Together they walked through the doors of the hospital, leaving behind the heat of an early Oklahoma evening. The cool, antiseptic world of the hospital greeted them. A lady at the desk smiled and asked if they needed anything.

Blake looked at Jana. “I’m assuming you know where we’re going.”

“Of course.”

He followed her to the elevator. They stepped inside. Jana pushed the button and looked at Blake. She could see the pulse in his neck. As frightened as she was, she knew he had to be reeling right about then. She knew he’d searched for them. She knew he loved, had always loved, Lindsey. It had been her own selfish fears that had caused her to flee with their daughter.
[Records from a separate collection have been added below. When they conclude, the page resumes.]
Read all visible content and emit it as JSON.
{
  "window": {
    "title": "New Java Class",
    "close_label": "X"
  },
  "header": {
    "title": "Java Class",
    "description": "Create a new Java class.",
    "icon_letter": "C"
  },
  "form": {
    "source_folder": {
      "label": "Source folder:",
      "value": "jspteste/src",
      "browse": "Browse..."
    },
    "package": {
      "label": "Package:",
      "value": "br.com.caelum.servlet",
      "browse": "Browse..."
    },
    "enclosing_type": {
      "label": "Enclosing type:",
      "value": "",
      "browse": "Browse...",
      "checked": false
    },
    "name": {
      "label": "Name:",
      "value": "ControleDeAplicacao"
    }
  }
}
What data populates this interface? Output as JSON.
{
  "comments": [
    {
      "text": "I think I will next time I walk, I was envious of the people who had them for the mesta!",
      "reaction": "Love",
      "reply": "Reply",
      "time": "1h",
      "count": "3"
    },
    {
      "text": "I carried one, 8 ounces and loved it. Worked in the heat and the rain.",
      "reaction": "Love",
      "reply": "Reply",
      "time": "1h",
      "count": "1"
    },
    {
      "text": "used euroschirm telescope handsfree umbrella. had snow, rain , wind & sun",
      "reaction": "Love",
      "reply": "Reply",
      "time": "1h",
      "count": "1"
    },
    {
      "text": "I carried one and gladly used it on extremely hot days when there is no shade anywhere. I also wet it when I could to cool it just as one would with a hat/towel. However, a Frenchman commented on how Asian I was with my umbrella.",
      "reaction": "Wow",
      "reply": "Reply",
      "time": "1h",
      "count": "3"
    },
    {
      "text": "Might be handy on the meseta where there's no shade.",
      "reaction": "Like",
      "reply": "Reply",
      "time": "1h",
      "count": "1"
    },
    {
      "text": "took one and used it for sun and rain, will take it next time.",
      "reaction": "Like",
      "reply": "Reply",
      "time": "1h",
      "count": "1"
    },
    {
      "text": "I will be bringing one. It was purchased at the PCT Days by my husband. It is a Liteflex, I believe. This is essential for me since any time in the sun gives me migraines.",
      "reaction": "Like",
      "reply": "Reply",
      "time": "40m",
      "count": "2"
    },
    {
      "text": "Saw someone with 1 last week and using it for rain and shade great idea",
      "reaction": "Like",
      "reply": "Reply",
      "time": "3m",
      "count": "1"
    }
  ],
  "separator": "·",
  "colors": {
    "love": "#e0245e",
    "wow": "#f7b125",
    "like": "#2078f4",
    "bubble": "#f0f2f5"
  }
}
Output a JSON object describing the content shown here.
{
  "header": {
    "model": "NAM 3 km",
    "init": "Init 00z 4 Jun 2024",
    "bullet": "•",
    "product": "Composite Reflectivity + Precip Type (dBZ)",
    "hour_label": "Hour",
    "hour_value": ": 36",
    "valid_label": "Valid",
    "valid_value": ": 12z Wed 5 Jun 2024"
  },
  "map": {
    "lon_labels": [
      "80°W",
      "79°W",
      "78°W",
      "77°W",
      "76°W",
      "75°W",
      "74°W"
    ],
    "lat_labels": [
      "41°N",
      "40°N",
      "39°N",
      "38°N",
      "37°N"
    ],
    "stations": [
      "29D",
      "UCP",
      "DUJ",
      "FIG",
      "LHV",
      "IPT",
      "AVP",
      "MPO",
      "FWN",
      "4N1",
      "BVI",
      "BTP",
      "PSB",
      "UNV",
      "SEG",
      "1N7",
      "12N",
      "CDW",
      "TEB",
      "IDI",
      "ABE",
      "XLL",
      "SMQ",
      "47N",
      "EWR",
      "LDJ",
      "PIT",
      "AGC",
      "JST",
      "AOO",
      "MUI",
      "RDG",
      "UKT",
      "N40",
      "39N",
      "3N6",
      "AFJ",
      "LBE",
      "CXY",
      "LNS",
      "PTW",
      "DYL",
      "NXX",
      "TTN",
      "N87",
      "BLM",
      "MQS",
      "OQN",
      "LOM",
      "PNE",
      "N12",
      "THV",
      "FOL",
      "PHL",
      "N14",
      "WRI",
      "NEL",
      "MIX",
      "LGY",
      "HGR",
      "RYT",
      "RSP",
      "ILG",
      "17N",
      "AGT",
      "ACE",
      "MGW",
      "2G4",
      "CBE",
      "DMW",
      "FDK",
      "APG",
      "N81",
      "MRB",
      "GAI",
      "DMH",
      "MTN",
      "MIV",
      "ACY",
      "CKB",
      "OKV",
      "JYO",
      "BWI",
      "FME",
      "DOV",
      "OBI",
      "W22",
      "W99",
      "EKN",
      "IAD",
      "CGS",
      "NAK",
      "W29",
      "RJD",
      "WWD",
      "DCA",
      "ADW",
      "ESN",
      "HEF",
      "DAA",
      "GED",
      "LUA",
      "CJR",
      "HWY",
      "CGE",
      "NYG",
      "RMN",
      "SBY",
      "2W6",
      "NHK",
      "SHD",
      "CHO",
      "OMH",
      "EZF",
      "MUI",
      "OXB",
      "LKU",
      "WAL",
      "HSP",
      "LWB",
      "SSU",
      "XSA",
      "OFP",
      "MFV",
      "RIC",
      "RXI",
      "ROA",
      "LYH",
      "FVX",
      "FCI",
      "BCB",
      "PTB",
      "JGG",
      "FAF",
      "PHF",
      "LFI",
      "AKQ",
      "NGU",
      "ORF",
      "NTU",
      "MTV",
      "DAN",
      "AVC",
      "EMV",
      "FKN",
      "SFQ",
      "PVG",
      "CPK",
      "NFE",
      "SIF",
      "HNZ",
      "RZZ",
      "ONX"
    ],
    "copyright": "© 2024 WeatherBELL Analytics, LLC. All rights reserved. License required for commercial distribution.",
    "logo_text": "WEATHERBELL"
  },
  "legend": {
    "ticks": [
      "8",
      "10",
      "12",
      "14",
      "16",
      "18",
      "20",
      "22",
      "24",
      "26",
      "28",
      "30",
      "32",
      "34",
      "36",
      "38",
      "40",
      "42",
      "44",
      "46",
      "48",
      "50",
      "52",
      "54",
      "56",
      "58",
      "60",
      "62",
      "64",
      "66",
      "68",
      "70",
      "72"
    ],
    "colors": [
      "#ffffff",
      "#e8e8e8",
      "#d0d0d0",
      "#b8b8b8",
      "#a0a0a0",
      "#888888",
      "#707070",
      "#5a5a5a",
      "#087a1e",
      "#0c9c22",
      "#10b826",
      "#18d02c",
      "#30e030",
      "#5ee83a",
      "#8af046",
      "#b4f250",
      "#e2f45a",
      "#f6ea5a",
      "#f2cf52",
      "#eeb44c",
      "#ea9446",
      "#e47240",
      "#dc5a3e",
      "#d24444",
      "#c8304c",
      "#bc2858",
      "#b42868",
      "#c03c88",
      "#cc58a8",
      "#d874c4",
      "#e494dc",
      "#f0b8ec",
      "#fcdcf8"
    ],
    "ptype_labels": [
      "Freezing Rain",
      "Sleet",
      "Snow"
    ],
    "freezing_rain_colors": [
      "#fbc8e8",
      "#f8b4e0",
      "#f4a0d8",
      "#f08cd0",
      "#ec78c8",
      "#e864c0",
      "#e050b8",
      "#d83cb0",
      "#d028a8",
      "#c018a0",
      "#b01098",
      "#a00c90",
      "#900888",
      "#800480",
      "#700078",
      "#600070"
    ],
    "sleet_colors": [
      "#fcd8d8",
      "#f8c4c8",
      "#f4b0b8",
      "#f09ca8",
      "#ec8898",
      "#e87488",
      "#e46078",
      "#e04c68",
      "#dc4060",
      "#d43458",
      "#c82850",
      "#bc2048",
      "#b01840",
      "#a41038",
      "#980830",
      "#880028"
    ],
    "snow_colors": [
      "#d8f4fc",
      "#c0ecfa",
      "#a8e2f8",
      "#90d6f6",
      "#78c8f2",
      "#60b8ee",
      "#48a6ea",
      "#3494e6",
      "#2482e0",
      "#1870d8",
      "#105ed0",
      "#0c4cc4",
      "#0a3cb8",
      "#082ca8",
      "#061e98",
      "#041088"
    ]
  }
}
She had to make it up to him, and to Lindsey. Regret welled up inside her and without thinking she reached for his hand. She held it tight as she looked up at him.

“I am sorry.”

He nodded. The doors opened. Jana led him through the corridor and to the locked door of the children’s ward. Clowns and balloons were painted in bright colors, making it look like a happy, fun place and not a place where sick children fought to get well.

“I can’t believe this.” His voice broke.

“I know.”

“She was just a baby, Jana.”

She pushed the intercom and told the nurse on the other end her name. The door buzzed and Blake pushed it open. Jana remembered the only other time they’d gone to a hospital together. She’d been in labor. He’d been so excited. They’d been crazy in love.

They walked to the room at the end of the hall. The door to the room was closed. Their daughter was inside, waiting for Jana to return, and not knowing that Blake would be with her. Jana reached for Blake’s hand. He didn’t resist. She laced her fingers through his.

“Blake, she’s small. She’s frail.”

He exhaled and then nodded. She reached for the door and his hand slipped from hers. As she pushed the door open, he removed his hat. He was strong again. He didn’t need her to prepare him or to lend him strength.

They walked through the door into the darkened room, slivers of sunlight filtered through the blinds. The television played on mute. Lindsey—dark haired, pale and tiny—opened her eyes and turned her head to smile at her mother.